Lierna, l’odissea di Antonella: stazioni inaccessibili ai disabili

La testimonianza di Antonella Giletto, costretta su una sedia a rotelle, evidenzia le difficoltà quotidiane a causa delle barriere architettoniche nelle stazioni di Lierna e Mandello. Richieste urgenti a Regione e Rfi.

Lierna

«La malattia mi ha tolto l’uso delle gambe e mi ha costretto su una sedia a rotelle, l’inefficienza delle nostre infrastrutture mi sta togliendo la libertà». È duro lo sfogo di Antonella Giletto che ogni giorno vive un’odissea per percorrere i cinque chilometri che la separano da casa a Mandello dove lavora, e tutto perché la stazione ferroviaria di Lierna non ha la banchina adeguata e così il binario due alla stazione di Mandello.
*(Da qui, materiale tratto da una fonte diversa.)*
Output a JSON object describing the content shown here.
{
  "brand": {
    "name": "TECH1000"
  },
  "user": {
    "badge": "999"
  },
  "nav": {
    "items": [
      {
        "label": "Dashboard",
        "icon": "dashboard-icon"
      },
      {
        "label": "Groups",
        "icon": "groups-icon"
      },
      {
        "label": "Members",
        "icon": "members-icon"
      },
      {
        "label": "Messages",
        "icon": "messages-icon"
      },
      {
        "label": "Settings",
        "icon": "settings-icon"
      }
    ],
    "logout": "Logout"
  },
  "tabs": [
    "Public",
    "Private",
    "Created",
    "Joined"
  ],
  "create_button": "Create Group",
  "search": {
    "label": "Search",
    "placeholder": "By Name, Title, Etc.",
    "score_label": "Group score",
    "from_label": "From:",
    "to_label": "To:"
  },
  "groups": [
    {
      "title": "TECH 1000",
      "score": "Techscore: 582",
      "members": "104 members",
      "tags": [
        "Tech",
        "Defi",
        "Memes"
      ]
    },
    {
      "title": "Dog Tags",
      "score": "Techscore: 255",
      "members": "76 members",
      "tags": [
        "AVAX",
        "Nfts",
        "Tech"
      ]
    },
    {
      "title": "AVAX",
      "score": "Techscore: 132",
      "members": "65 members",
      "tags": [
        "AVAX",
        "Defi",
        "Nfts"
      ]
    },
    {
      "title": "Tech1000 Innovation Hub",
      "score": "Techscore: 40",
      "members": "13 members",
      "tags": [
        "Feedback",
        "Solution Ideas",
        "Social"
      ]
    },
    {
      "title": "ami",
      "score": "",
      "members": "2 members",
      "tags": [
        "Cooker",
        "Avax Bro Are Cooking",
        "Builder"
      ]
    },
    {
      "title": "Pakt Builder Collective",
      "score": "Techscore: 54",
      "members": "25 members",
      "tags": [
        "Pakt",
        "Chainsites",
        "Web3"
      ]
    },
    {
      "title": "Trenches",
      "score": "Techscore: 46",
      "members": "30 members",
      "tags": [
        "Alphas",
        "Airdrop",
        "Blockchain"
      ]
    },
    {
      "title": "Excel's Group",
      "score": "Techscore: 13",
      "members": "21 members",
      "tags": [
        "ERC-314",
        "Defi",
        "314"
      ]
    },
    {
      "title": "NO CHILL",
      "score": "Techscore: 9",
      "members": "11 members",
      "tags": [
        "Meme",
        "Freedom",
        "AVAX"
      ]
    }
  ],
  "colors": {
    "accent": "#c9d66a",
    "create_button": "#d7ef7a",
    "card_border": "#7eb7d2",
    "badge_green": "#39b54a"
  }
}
«Ho sempre fatto dell’indipendenza il proprio stile di vita, finché una malattia non mi ha costretta su una sedia a rotelle - dice Antonella Giletto -, si parla tanto di inclusione, di parità di diritti e di barriere abbattute. Siamo nel 2026, eppure per me spostarmi da Lierna a Mandello, una tratta di appena due fermate di treno, è diventata un’impresa impossibile. Perché? Perché le stazioni non sono a norma. È umiliante sentirsi dire che abbiamo tutti gli stessi diritti quando, all’atto pratico, io non posso salire su un treno come qualunque altro cittadino. La mia indipendenza, che ho difeso con i denti nonostante tutto, si infrange contro gradini insuperabili e banchine inadeguate».